Wednesday, June 27, 2018

Unlocked (Turner #1.5) by Courtney Milan

Unlocked (Turner, #1.5)Unlocked by Courtney Milan

My rating: 3 of 5 stars



Except for cameo’s there are no actual Turner’s involved in this story. The story includes two people who appeared in the previous book - Lady Elaine Warren and . . . I forget her name, Lady Cosgove? The one in the prior book who had a reputation as being bitchy/catty/etc. Lady Elaine, in turn, is the one known for her loud laugh.

This is a short story, which I wasn’t 100% sure about when I started reading. I should probably mention that I’ve been reading this series in the omnibus edition, so one book/short story follows the next without my ability to carefully mark how far I am in the book, or . . . other stuff. Not a huge issue.
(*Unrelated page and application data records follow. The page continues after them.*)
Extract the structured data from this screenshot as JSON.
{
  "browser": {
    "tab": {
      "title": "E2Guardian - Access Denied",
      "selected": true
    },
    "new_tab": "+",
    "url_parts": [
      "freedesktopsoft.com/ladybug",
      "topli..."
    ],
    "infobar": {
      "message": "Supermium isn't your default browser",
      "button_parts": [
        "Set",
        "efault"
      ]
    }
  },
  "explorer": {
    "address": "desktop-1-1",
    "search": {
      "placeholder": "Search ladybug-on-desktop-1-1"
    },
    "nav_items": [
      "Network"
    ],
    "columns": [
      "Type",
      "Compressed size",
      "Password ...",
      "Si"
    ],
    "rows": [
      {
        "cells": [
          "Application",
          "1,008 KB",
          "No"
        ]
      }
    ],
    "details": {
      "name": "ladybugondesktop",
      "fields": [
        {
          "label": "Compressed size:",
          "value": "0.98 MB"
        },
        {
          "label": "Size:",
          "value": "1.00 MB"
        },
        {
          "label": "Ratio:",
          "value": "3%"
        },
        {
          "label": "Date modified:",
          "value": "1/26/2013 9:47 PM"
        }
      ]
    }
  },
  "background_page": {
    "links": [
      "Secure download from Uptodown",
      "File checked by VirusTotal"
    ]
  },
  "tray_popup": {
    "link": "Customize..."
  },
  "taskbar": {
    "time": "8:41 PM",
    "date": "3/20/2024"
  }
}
This specific book stars, as in POV character stars, Lady Elaine Warren (of a very good family), and Evan Carlton, Earl of Westfield.

Of the three works in this series I’ve read so far: this one has the people with the highest pedigree. It’s true that the prior one involved the Duke heir and an offspring of a Duke (with Duke being the highest hereditary title in the British Isles), but the heir wasn’t Duke yet, in that book, and had a business-class background (though his grandfather or further back had titled blood) and the Lady, the Duke offspring, was illegitimate. In the second book in the series – the lead female, while a Vicar’s daughter, is also a courtesan/sex-worker, and the lead male is a knight (albeit second in line to a Dukedom – his brother still, by that point, hadn’t fathered a child).
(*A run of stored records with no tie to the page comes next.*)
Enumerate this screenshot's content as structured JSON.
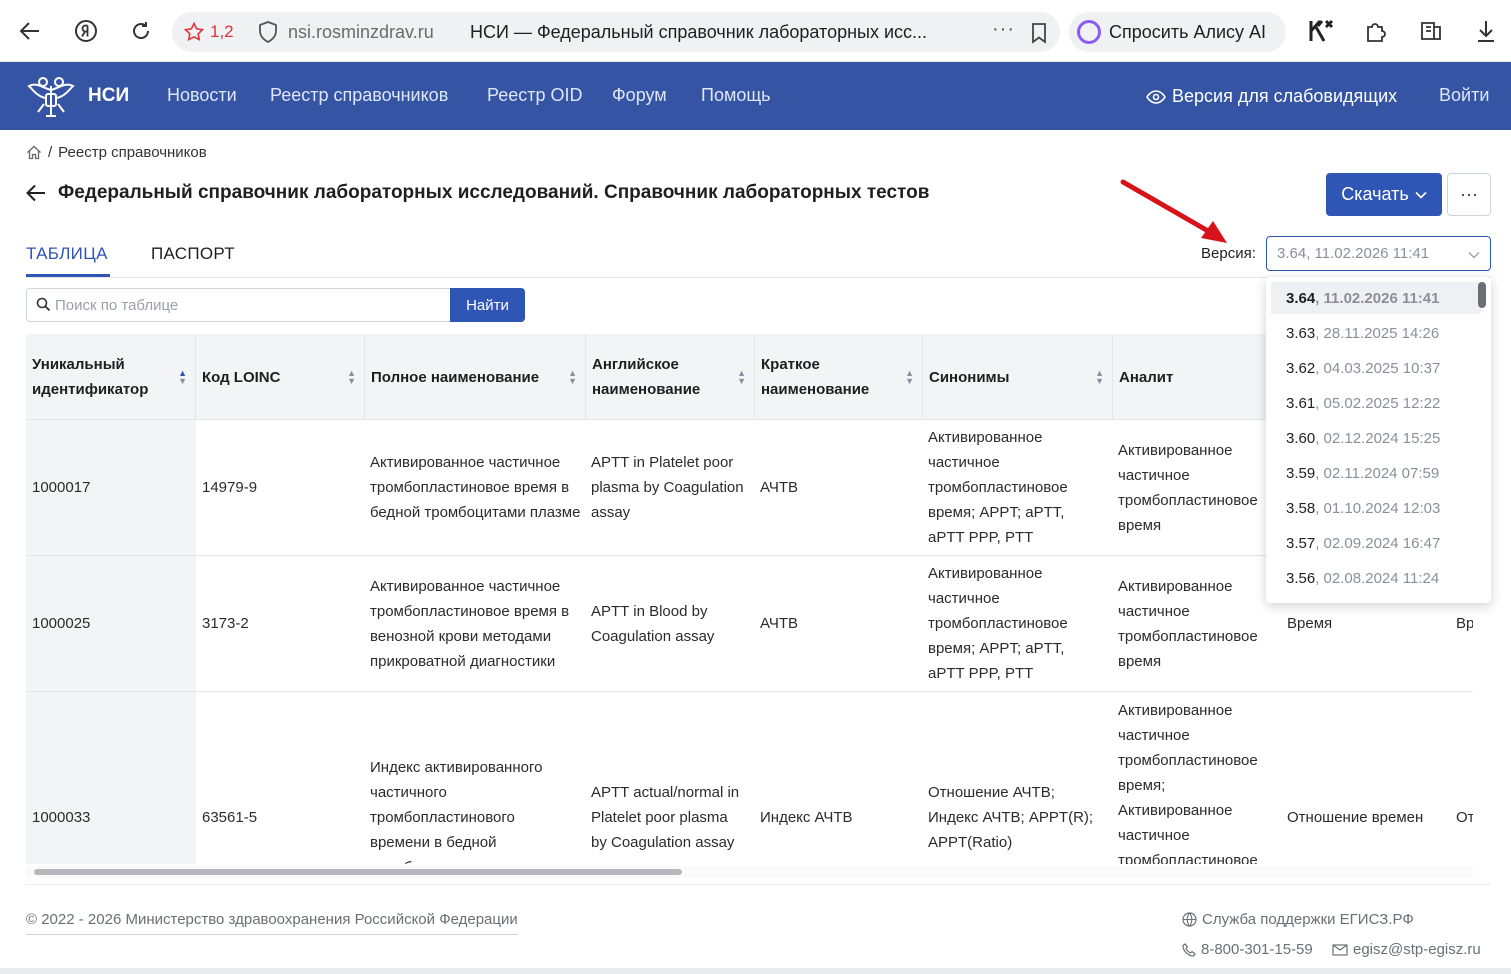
{
  "browser": {
    "rating": "1,2",
    "domain": "nsi.rosminzdrav.ru",
    "page_title": "НСИ — Федеральный справочник лабораторных исс...",
    "more": "···",
    "alice_label": "Спросить Алису AI"
  },
  "header": {
    "brand": "НСИ",
    "nav": [
      "Новости",
      "Реестр справочников",
      "Реестр OID",
      "Форум",
      "Помощь"
    ],
    "vision_label": "Версия для слабовидящих",
    "login_label": "Войти"
  },
  "breadcrumb": {
    "separator": "/",
    "current": "Реестр справочников"
  },
  "page": {
    "title": "Федеральный справочник лабораторных исследований. Справочник лабораторных тестов",
    "download_label": "Скачать",
    "more_label": "···"
  },
  "tabs": [
    {
      "label": "ТАБЛИЦА",
      "active": true
    },
    {
      "label": "ПАСПОРТ",
      "active": false
    }
  ],
  "version": {
    "label": "Версия:",
    "selected_number": "3.64",
    "selected_date": ", 11.02.2026 11:41",
    "options": [
      {
        "number": "3.64",
        "date": ", 11.02.2026 11:41",
        "selected": true
      },
      {
        "number": "3.63",
        "date": ", 28.11.2025 14:26"
      },
      {
        "number": "3.62",
        "date": ", 04.03.2025 10:37"
      },
      {
        "number": "3.61",
        "date": ", 05.02.2025 12:22"
      },
      {
        "number": "3.60",
        "date": ", 02.12.2024 15:25"
      },
      {
        "number": "3.59",
        "date": ", 02.11.2024 07:59"
      },
      {
        "number": "3.58",
        "date": ", 01.10.2024 12:03"
      },
      {
        "number": "3.57",
        "date": ", 02.09.2024 16:47"
      },
      {
        "number": "3.56",
        "date": ", 02.08.2024 11:24"
      }
    ]
  },
  "search": {
    "placeholder": "Поиск по таблице",
    "button_label": "Найти"
  },
  "table": {
    "columns": [
      "Уникальный идентификатор",
      "Код LOINC",
      "Полное наименование",
      "Английское наименование",
      "Краткое наименование",
      "Синонимы",
      "Аналит"
    ],
    "rows": [
      {
        "id": "1000017",
        "loinc": "14979-9",
        "full": "Активированное частичное тромбопластиновое время в бедной тромбоцитами плазме",
        "eng": "APTT in Platelet poor plasma by Coagulation assay",
        "short": "АЧТВ",
        "syn": "Активированное частичное тромбопластиновое время; APPT; aPTT, aPTT PPP, PTT",
        "analyte": "Активированное частичное тромбопластиновое время",
        "c8": "",
        "c9": ""
      },
      {
        "id": "1000025",
        "loinc": "3173-2",
        "full": "Активированное частичное тромбопластиновое время в венозной крови методами прикроватной диагностики",
        "eng": "APTT in Blood by Coagulation assay",
        "short": "АЧТВ",
        "syn": "Активированное частичное тромбопластиновое время; APPT; aPTT, aPTT PPP, PTT",
        "analyte": "Активированное частичное тромбопластиновое время",
        "c8": "Время",
        "c9": "Вр"
      },
      {
        "id": "1000033",
        "loinc": "63561-5",
        "full": "Индекс активированного частичного тромбопластинового времени в бедной тромбоцитами плазме",
        "eng": "APTT actual/normal in Platelet poor plasma by Coagulation assay",
        "short": "Индекс АЧТВ",
        "syn": "Отношение АЧТВ; Индекс АЧТВ; APPT(R); APPT(Ratio)",
        "analyte": "Активированное частичное тромбопластиновое время; Активированное частичное тромбопластиновое",
        "c8": "Отношение времен",
        "c9": "От"
      }
    ]
  },
  "footer": {
    "copyright": "© 2022 - 2026 Министерство здравоохранения Российской Федерации",
    "support": "Служба поддержки ЕГИСЗ.РФ",
    "phone": "8-800-301-15-59",
    "email": "egisz@stp-egisz.ru"
  },
  "colors": {
    "header_bg": "#3554a4",
    "accent": "#2f55b5",
    "annotation_arrow": "#d6131b"
  }
}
Lady Elaine, despite being ‘of a very good family’ has spent, what is it now, something like 11 seasons in London. At this point she’s basically a spinster, though her mother keeps bringing her out for all to see at balls and the like.
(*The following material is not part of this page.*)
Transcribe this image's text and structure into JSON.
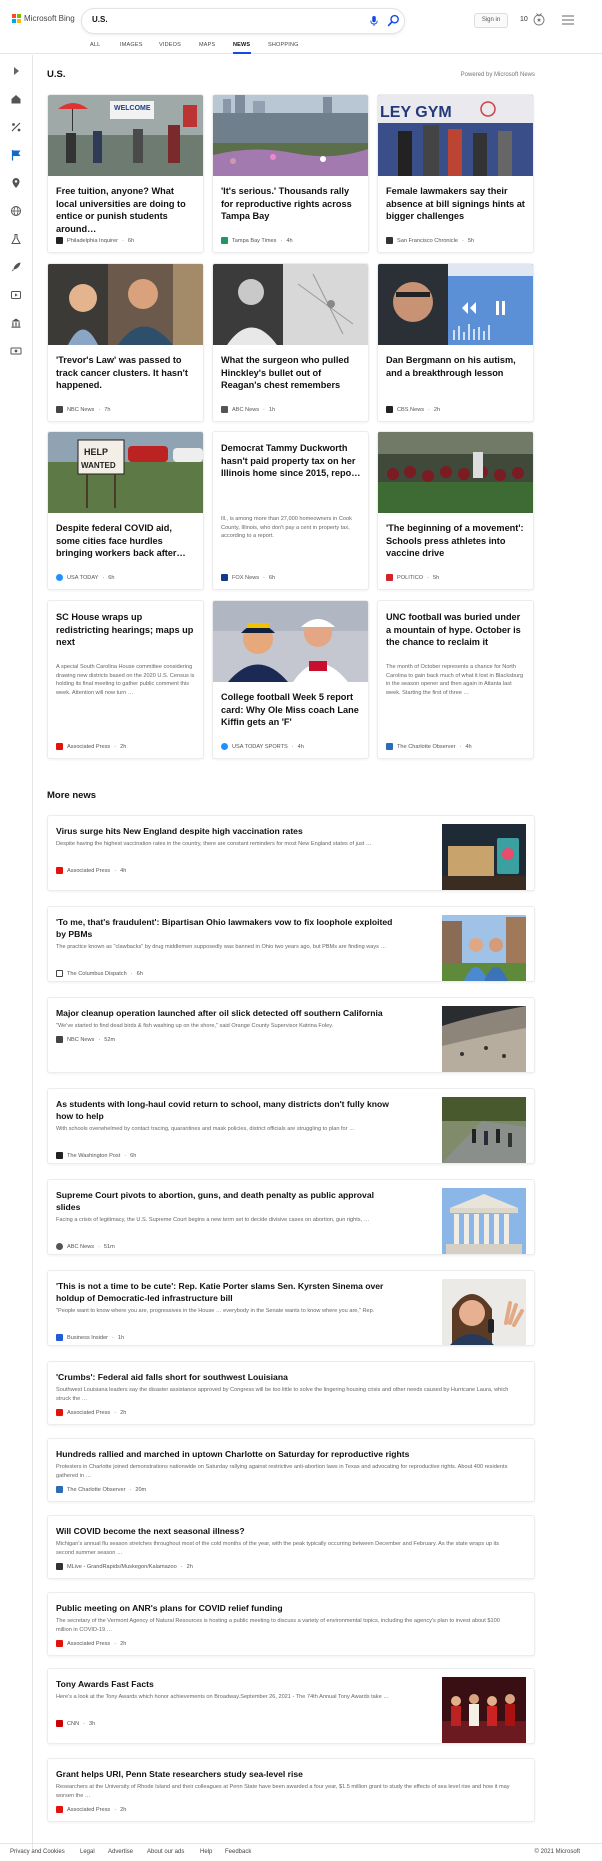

Earl Westfied, for his part, has spent the last 11 (10?) years wandering Europe and climbing mountains.

They knew each other, though, when Elaine was in her first season, and Westfield was 19. Westfield, you see, was quite taken with Elaine – her massive bosoms (what, he mentioned it repeatedly), and her laugh that showed her strong passion and vitality. Being 19 and stuff he wanted to make sure Elaine noticed him. So he teased her. To the point that he killed her vitality – she made her the laughingstock of society because of her laugh.

He knew what he had done and couldn’t fix it. So he fled to Europe.

Elaine, for her part, would have cut herself off from society but her mother loved going to balls and the like and . . . Elaine is there for her mother. Especially since the second most laughed at person in society is her mother, who doesn’t seem to realize she’s the butt of everyone’s jokes (she’s laughed at because she ‘apes’ men by being quite scholarly and spending lots of time researching and talking about astronomy).

So – the Earl is back now and wants to, at the very least, apologize to Elaine, and if possible court her. Elaine, naturally, figures he just wants to laugh at her more. The Earl’s attempts are undermined by his childhood friend, previously briefly mentioned, Lady Cosgrove (whatever her name is, it is something like that).

Interesting enough story. Short. Kind of . . . bland.